The Report fully complies with the requirements of Section 13(a) or 15(d) of the Securities Exchange Act of 1934; and
2.
The information contained in the Report fairly presents, in all material respects, the financial condition and results of operations of the Company for the periods presented therein.
Date:    
 
October 29, 2019
 
By:
 
/S/    JAMES H. ROTH
 
 
 
 
 
 
James H. Roth
 
 
 
 
 
 
Chief Executive Officer
A signed original of this written statement required by Section 906, or other document authenticating, acknowledging, or otherwise adopting the signature that appears in typed form within the electronic version of this written statement required by Section 906, has been provided to the Company and will be retained by the Company and furnished to the Securities and Exchange Commission or its staff upon request.

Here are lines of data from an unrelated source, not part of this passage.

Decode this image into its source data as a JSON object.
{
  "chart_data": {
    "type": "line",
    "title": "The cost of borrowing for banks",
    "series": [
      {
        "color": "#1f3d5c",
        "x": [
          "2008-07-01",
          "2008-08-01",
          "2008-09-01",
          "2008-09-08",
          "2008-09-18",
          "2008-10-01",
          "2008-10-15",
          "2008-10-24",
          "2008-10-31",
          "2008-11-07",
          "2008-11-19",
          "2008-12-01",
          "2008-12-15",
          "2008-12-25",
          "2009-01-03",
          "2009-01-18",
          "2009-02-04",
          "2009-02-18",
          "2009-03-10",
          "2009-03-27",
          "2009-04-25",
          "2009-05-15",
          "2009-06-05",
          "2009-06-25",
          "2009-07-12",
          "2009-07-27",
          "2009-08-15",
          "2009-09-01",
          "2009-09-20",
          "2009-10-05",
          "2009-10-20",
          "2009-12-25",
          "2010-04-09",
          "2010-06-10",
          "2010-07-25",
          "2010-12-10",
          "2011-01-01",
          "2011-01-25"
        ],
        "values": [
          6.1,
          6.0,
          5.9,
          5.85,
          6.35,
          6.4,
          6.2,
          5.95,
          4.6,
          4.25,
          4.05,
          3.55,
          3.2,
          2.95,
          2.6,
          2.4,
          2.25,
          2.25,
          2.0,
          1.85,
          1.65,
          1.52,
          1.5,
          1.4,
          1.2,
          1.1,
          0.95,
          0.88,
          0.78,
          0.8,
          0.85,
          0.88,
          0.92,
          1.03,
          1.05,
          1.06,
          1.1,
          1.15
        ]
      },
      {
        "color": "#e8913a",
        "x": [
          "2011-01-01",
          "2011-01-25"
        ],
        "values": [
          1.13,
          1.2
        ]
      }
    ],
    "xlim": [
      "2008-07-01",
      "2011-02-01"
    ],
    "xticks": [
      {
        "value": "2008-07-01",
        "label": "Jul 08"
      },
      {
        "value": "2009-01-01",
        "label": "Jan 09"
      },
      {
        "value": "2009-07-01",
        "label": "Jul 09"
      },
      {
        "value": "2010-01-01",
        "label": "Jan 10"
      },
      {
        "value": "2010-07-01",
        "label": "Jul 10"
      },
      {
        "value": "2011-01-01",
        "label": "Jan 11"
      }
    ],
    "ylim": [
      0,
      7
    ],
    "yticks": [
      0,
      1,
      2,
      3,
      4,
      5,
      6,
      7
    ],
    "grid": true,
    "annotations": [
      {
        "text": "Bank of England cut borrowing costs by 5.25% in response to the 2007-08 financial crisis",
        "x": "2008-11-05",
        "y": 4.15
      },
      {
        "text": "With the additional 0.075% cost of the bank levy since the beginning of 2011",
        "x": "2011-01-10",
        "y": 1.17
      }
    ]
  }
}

The foregoing certification is being furnished to the Securities and Exchange Commission as an exhibit to the Form 10-Q and shall not be considered filed as part of the Form 10-Q.


Exhibit


EXHIBIT 32.2
CERTIFICATION OF THE CHIEF FINANCIAL OFFICER,
PURSUANT TO 18 U.S.C. SECTION 1350, AS ADOPTED PURSUANT TO
SECTION 906 OF THE SARBANES-OXLEY ACT OF 2002
In connection with the Quarterly Report of Huron Consulting Group Inc. (the "Company") on Form 10-Q for the quarter ended September 30, 2019 as filed with the Securities and Exchange Commission on the date hereof (the "Report"), I, John D. Kelly, Executive Vice President, Chief Financial Officer and Treasurer of the Company, hereby certify, pursuant to 18 U.S.C. Section 1350, as adopted pursuant to Section 906 of the Sarbanes-Oxley Act of 2002, that:
1.
The Report fully complies with the requirements of Section 13(a) or 15(d) of the Securities Exchange Act of 1934; and
2.
The information contained in the Report fairly presents, in all material respects, the financial condition and results of operations of the Company for the periods presented therein.
Date:    
 
October 29, 2019
 
By:
 
/S/    JOHN D. KELLY
 
 
 
 
 
 
John D. Kelly
 
 
 
 
 
 
Executive Vice President,
Chief Financial Officer and Treasurer
A signed original of this written statement required by Section 906, or other document authenticating, acknowledging, or otherwise adopting the signature that appears in typed form within the electronic version of this written statement required by Section 906, has been provided to the Company and will be retained by the Company and furnished to the Securities and Exchange Commission or its staff upon request.
The foregoing certification is being furnished to the Securities and Exchange Commission as an exhibit to the Form 10-Q and shall not be considered filed as part of the Form 10-Q.